Reputation: 2534
Is it possible to call a script and run it before running the rest of a script?
My goal is to perform a set-up script which will download and organize the data necessary to perform my main query.
I am looking for something like:
create table logcontent (content string) row format delimited fields terminated by '\n';
**call secondary hive script with date-range arguments and download necessary logs into <logcontent>**
**perform the rest of the query**
I want to do this in order to create a nice abstraction for the table setup so that the end-user does't have to worry about table set-up, it will be done for them.

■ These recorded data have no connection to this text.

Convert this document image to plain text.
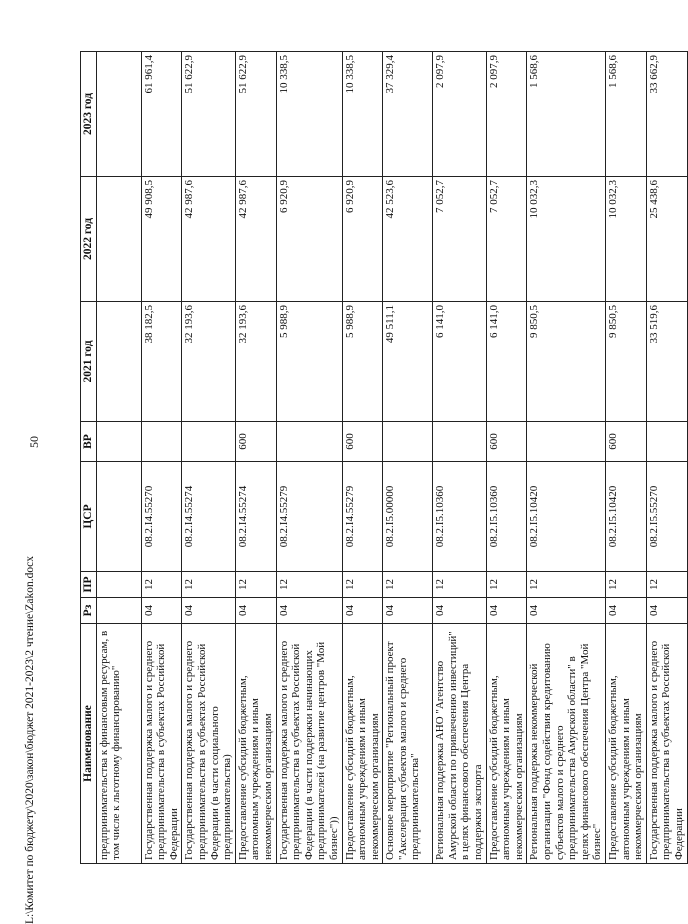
50
Наименование	Рз	ПР	ЦСР	ВР	2021 год	2022 год	2023 год
предпринимательства к финансовым ресурсам, в том числе к льготному финансированию"							
Государственная поддержка малого и среднего предпринимательства в субъектах Российской Федерации	04	12	08.2.I4.55270		38 182,5	49 908,5	61 961,4
Государственная поддержка малого и среднего предпринимательства в субъектах Российской Федерации (в части социального предпринимательства)	04	12	08.2.I4.55274		32 193,6	42 987,6	51 622,9
Предоставление субсидий бюджетным, автономным учреждениям и иным некоммерческим организациям	04	12	08.2.I4.55274	600	32 193,6	42 987,6	51 622,9
Государственная поддержка малого и среднего предпринимательства в субъектах Российской Федерации (в части поддержки начинающих предпринимателей (на развитие центров "Мой бизнес"))	04	12	08.2.I4.55279		5 988,9	6 920,9	10 338,5
Предоставление субсидий бюджетным, автономным учреждениям и иным некоммерческим организациям	04	12	08.2.I4.55279	600	5 988,9	6 920,9	10 338,5
Основное мероприятие "Региональный проект "Акселерация субъектов малого и среднего предпринимательства"	04	12	08.2.I5.00000		49 511,1	42 523,6	37 329,4
Региональная поддержка АНО "Агентство Амурской области по привлечению инвестиций" в целях финансового обеспечения Центра поддержки экспорта	04	12	08.2.I5.10360		6 141,0	7 052,7	2 097,9
Предоставление субсидий бюджетным, автономным учреждениям и иным некоммерческим организациям	04	12	08.2.I5.10360	600	6 141,0	7 052,7	2 097,9
Региональная поддержка некоммерческой организации "Фонд содействия кредитованию субъектов малого и среднего предпринимательства Амурской области" в целях финансового обеспечения Центра "Мой бизнес"	04	12	08.2.I5.10420		9 850,5	10 032,3	1 568,6
Предоставление субсидий бюджетным, автономным учреждениям и иным некоммерческим организациям	04	12	08.2.I5.10420	600	9 850,5	10 032,3	1 568,6
Государственная поддержка малого и среднего предпринимательства в субъектах Российской Федерации	04	12	08.2.I5.55270		33 519,6	25 438,6	33 662,9
L:\Комитет по бюджету\2020\закон\бюджет 2021-2023\2 чтение\Zakon.docx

I know that AWS has the option to add a Hive script as a step in the job but how can I do the same thing locally? Is this possible? If so, what is the syntax? If not, what are some work-arounds?
Upvotes: 2
Views: 1139
Reputation: 2574
You could try something like this:
create table logcontent (content string) row format delimited fields terminated by '\n';
&& sh /path/to/script.sh
&& **perform the rest of the query**
The &&
symbol is to execute the subsequent command after the former command finishes successfully.
Upvotes: 1
Reputation: 384
The answer is to organize your main shell script in a similar template as below.
## Content of main.sh
## Code block to setup Hadoop Environment and config in Path, if not already exist.
## Step 1> Create the hive table in non-interactive mode.
hive -e "create table test(id int, name string) row format delimited fields terminated by '\n'"
# Check if the command is successful. IF else logic can be added.
echo $?
## Step 2> Call the secondary script executable to download logs
ksh downloadlogs.sh # Assuming the download script could be invoked this way.
## Step 3> Execute rest of the hive queries to organize data
hive -e "select * from test"
Upvotes: 1